Furthermore, your average charity shop probably looks to make about £170 a day, which is just over £5,000 a month. Yesterday, I watched my favourite charity shop close its doors for the last time. The decision was made to close the shop because they weren’t making enough money. I’m sure their deficit last year wasn’t more than a few thousand – would it not be better to plough a £3,000 celebrity fee into making up a shortfall like that in order to keep a shop open, keep the staff in their jobs, keep the charity on the high street and raise awareness that way?
But then we’re back to ethics versus business decisions.

My other gripe with this came after reading something on the Barnardo’s blog in which Mr Khan, CEO states ‘Charities are facing enormous pressure to meet the demands of our celebrity-focused culture…Barnardo’s is fortunate in the number of celebrities who are willing to give up their time free to support the direct work we do with children…[but] we have struggled in the past to find celebrities to front recent retail campaigns’.
(Let’s put aside that Mr Khan’s salary is no doubt six figures and there’s been no media outrage directed at him, which forced him to donate some of it back).
Are charities forced to meet the demands of a celebrity-focused culture? That’s news to me. People shop in charity shops because they like the excitement of a potential hidden treasure and because they don’t always want to pay high prices. I, for one, could not care less if someone from a reality show is displayed in the window of a shop! What were Barnardo’s hoping to gain? They say they needed help driving donations. Binky posted a link to an Instagram page which showcases some items found in different Barnardo’s stores – there’s nothing about donating? When the news broke, I had a look at Binky’s Instagram and there was another photo (which has since been removed) showing her doing some kind of fashion shoot for the charity. I suspect that has now been canned but surely showing what gems you can find in a Barnardo’s shop would’ve been a better direction to go in?

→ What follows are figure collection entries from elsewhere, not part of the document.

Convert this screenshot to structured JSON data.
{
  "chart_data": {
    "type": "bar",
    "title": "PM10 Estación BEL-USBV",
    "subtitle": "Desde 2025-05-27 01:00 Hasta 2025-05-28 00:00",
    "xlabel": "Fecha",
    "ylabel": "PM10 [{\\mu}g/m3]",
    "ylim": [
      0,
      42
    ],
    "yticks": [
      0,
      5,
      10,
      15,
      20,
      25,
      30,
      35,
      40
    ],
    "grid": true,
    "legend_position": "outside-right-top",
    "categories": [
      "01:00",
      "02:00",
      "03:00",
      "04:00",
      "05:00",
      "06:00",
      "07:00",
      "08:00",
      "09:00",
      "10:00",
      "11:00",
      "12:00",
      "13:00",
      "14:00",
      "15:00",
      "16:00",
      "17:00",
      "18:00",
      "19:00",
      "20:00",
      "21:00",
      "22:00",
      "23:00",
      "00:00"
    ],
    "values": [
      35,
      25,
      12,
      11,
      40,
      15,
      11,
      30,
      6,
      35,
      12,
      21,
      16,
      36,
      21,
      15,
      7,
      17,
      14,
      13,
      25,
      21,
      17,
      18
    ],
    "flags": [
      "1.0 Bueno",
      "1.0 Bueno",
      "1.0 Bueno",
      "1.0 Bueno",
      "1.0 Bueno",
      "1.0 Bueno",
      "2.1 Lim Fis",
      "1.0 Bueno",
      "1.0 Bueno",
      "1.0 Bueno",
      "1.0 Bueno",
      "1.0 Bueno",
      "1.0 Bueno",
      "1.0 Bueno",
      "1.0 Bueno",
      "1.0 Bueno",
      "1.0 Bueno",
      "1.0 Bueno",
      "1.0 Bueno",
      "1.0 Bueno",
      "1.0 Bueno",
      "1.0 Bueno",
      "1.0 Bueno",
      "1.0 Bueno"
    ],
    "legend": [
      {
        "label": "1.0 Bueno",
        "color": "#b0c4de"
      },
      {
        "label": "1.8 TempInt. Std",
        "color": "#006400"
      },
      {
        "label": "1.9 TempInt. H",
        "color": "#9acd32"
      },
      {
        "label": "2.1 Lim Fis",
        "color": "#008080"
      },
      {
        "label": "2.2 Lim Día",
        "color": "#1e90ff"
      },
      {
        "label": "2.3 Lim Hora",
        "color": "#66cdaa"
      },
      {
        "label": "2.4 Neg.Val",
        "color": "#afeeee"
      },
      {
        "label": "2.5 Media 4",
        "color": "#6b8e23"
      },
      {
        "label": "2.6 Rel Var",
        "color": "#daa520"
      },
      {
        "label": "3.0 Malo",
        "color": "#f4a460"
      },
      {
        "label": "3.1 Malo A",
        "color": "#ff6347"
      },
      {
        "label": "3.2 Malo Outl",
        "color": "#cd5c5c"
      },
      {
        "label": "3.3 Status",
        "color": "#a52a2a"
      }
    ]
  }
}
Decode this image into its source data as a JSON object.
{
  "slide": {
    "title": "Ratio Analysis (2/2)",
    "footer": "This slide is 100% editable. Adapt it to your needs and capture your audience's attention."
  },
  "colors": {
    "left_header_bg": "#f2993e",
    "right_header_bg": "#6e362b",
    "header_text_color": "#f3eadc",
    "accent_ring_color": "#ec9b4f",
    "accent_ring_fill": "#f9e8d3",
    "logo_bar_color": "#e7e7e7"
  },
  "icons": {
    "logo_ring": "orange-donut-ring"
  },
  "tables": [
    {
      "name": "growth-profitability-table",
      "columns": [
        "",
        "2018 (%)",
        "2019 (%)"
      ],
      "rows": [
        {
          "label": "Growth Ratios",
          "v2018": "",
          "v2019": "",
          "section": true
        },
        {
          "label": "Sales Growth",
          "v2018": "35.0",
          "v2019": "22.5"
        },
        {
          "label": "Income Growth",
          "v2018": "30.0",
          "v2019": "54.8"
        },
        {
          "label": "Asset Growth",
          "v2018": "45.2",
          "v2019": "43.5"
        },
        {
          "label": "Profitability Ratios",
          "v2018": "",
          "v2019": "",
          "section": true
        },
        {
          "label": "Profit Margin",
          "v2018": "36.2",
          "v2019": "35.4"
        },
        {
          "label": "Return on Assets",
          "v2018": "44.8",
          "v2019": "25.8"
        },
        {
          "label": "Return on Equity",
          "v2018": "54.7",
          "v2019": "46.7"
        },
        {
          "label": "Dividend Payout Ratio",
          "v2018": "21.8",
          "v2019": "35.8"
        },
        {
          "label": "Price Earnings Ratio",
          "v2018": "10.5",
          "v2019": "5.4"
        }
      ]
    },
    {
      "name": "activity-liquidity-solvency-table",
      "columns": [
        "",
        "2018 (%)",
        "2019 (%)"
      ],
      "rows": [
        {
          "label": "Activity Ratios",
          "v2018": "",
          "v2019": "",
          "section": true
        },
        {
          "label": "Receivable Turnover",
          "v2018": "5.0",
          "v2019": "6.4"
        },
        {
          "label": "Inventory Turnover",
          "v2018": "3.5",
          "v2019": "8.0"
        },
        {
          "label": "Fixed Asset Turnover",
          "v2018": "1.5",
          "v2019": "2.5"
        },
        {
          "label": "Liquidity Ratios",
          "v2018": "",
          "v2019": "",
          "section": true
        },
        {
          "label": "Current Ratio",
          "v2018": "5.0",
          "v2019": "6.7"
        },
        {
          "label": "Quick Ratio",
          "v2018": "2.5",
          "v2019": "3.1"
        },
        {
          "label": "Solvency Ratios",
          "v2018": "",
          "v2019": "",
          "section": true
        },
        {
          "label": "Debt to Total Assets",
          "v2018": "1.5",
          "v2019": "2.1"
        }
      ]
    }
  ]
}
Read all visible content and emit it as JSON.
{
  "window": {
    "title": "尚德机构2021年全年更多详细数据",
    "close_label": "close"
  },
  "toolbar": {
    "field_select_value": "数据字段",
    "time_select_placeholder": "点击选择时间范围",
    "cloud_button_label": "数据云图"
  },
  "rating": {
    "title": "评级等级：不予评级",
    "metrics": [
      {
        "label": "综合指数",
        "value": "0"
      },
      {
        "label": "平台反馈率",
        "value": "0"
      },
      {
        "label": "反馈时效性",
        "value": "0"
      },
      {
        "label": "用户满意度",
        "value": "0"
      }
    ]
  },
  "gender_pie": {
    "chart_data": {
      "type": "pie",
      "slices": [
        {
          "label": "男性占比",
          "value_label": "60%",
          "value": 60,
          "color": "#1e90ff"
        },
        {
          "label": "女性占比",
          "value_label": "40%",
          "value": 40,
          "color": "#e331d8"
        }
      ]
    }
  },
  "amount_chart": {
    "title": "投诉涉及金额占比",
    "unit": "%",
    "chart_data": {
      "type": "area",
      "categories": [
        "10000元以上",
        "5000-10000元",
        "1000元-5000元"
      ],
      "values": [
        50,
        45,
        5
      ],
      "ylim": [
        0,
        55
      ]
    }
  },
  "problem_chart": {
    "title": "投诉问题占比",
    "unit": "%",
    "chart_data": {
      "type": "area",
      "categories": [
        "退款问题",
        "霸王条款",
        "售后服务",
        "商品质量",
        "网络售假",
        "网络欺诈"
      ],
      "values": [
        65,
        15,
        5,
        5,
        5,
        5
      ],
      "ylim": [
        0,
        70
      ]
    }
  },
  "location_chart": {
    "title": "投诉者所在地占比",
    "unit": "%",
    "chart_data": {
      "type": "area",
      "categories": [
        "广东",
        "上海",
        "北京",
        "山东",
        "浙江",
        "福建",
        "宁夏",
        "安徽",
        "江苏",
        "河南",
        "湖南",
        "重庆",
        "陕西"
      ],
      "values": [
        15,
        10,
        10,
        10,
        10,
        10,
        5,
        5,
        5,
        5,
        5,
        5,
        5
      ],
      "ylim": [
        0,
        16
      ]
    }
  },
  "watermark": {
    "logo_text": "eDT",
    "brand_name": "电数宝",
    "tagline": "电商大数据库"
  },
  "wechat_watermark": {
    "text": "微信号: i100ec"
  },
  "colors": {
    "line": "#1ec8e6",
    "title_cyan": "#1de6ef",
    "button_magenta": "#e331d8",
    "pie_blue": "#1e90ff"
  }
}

Some charities are a bit of a different breed – Barnardo’s is one of them, there’s big money involved and they seem to want to keep expanding. Sometimes that’s not always for the best – just look at Tesco.
For the record, I think it’s wrong that Binky even considered accepting £3,000 for displaying a poorly-written sign on Instagram and I’d be very upset with my employer if I was a Barnardo’s shop manager earning £12,000 a year but I think it’s silly of people to say they won’t donate to Barnardo’s anymore of they won’t shop there. It’s naïve to think that when you buy a £4 jumper in a charity shop, a child or an older person or an animal is somehow £4 better off. It just doesn’t work like that. Barnardo’s didn’t use your money to pay Binky but they do seem to have a strange idea of what us charity shop lovers want! I'll be very interested to see how damaging or beneficial this will be when the next annual report surfaces.